Misafirlerimiz, düşünce merkezimizin çalışma biçimi ve yayınları hakkında fazlasıyla bilgilenmek istiyorlardı. Ancak işin garip tarafı ne onlar arasında yeterince Türkçe bilenler vardı, ne de bizler arasında yeterince Arapça bilenler vardı. Tıkandığımız yerde hepimizin ortak dili yine İngilizce olmaktaydı.

Aralarında doğum tarihinden bu yana sürekli baskı, şiddet, savaş ve işgali yaşayanlar çoğunluktaydı. Zaten Irak gençlerinin başka türlü bir kaderinin olması da beklenemez. Önce Baas despotizmi, ardından savaş ve Amerikan işgali. Muhataplarımızın hepsi bunları fazlasıyla yaşamış ve bunlarla olgunlaşmış insanlardı.

İbrahim Caferi’den alıntılar yaparak, demokrasiyle İslam arasındaki ilişkinin itikadı temellerine vurgu yapıyorlardı. “Arab’ın Arap olmayana üstünlüğü yoktur, üstünlük takvadadır” hadis-i şerifine vurgu yapıyorlardı.   Grupsal, etnik, ırksal ve cemaat farklılıklarının doğal olduklarını ve bu farklılıkların bir tahakküm aracına dönüşmesinin tehlikesine işaret ediyorlardı. Dostlarımızı dinlerken dolaylı olarak Irak’ın içinde bulunduğu sıkıntılı durumu daha iyi fark etme imkânı bulduk. Fakat Dr. Manal Finjan’ın Irak’ın anayasal birliği ve demokratikleşmesi konusundaki felsefi görüşleri işgal edilen ülkeye umut oluyordu.

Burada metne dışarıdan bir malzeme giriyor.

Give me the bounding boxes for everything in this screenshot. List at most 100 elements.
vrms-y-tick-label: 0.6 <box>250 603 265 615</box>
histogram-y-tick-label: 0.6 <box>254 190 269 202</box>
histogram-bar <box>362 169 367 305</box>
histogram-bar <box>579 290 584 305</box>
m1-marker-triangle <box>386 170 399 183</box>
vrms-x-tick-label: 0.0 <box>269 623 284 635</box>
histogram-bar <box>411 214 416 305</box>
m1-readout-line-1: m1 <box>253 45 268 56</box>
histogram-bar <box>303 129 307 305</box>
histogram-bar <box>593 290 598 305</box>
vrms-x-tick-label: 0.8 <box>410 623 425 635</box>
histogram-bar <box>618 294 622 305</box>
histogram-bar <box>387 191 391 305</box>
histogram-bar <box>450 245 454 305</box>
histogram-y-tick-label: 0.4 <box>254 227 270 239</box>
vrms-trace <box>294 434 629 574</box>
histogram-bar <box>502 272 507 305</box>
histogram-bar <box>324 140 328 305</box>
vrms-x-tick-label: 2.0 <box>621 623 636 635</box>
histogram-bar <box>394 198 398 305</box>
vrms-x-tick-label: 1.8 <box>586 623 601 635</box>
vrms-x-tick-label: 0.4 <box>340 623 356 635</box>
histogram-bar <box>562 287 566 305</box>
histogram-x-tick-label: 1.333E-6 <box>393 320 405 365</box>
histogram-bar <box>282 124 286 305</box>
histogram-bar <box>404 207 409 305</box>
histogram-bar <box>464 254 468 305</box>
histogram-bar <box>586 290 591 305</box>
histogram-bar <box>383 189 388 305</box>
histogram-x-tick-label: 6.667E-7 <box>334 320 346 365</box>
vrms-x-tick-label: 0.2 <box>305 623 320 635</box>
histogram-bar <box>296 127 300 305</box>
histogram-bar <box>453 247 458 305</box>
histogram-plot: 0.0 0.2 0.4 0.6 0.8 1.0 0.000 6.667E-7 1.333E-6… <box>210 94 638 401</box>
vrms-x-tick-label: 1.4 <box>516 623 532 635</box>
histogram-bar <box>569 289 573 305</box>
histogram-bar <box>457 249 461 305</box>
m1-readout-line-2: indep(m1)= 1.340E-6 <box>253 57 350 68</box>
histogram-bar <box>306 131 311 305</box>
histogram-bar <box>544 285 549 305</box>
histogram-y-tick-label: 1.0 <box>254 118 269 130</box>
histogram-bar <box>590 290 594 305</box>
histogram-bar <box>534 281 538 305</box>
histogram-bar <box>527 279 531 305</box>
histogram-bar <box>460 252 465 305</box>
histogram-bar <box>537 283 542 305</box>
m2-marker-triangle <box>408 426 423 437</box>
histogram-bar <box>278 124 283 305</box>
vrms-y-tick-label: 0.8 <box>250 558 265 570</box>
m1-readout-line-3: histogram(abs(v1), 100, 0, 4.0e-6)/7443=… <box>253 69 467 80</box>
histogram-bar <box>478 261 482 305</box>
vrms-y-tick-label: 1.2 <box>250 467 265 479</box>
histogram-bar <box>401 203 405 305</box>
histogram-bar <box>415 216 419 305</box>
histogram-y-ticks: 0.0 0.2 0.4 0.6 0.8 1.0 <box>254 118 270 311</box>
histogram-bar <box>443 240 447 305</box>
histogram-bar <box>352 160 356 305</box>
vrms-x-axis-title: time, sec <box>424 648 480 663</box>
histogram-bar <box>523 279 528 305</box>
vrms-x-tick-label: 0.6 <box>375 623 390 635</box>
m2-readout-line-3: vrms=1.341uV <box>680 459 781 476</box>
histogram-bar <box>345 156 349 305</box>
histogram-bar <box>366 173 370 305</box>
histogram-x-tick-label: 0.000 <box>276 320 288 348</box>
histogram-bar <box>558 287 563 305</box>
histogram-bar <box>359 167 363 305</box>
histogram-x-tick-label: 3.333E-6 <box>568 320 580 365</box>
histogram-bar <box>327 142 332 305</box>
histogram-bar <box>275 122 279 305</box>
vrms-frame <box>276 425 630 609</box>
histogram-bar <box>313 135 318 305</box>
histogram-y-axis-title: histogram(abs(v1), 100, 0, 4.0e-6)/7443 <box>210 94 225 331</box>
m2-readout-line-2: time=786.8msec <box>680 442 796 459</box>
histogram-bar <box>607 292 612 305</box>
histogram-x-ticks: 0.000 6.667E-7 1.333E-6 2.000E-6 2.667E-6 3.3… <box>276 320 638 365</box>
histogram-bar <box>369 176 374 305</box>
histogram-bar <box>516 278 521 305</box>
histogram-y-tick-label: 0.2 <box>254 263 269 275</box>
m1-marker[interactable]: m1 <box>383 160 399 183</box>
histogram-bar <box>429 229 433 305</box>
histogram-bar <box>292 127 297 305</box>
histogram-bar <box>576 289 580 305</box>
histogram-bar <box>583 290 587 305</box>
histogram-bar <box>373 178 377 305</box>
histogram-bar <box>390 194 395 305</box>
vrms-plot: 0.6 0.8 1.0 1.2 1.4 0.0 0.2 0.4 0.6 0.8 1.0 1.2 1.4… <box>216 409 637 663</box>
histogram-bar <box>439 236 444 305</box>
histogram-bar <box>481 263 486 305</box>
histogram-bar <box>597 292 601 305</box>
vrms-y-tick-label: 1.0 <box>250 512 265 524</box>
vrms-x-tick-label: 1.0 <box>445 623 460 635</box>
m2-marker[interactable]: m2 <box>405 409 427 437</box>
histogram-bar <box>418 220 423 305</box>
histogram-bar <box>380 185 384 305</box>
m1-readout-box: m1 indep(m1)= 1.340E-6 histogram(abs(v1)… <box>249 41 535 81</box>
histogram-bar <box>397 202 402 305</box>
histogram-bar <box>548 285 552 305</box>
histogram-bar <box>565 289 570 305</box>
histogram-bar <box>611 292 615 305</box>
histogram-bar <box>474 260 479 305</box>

Irak Milli Islahat Hareketi’nin Türkiye’den ve bizden önemli beklentileri vardı.  Irak’ın anayasal ve milli birliği konusunda Türkiye’nin izlediği siyaseti destekliyorlar. Irak’ın bölünmesine karşı Türkiye’den destek umuyorlar. Türkiye’nin Basra bölgesinde konut yapmasını ve Güney Irak’la ticari, kültürel ve ilmi işbirliğini arttırmasını arzu ediyorlar. Hepsinden önemlisi kaybolmuş tarihin yeniden keşfi, hem onların hem de bizim en önemli arzumuz oldu. Bu yitik tarih, üniversitelerimizde ve düşünce enstitülerimizde umarım kısa bir zamanda yeniden keşfedilir. Ve Dirltilir.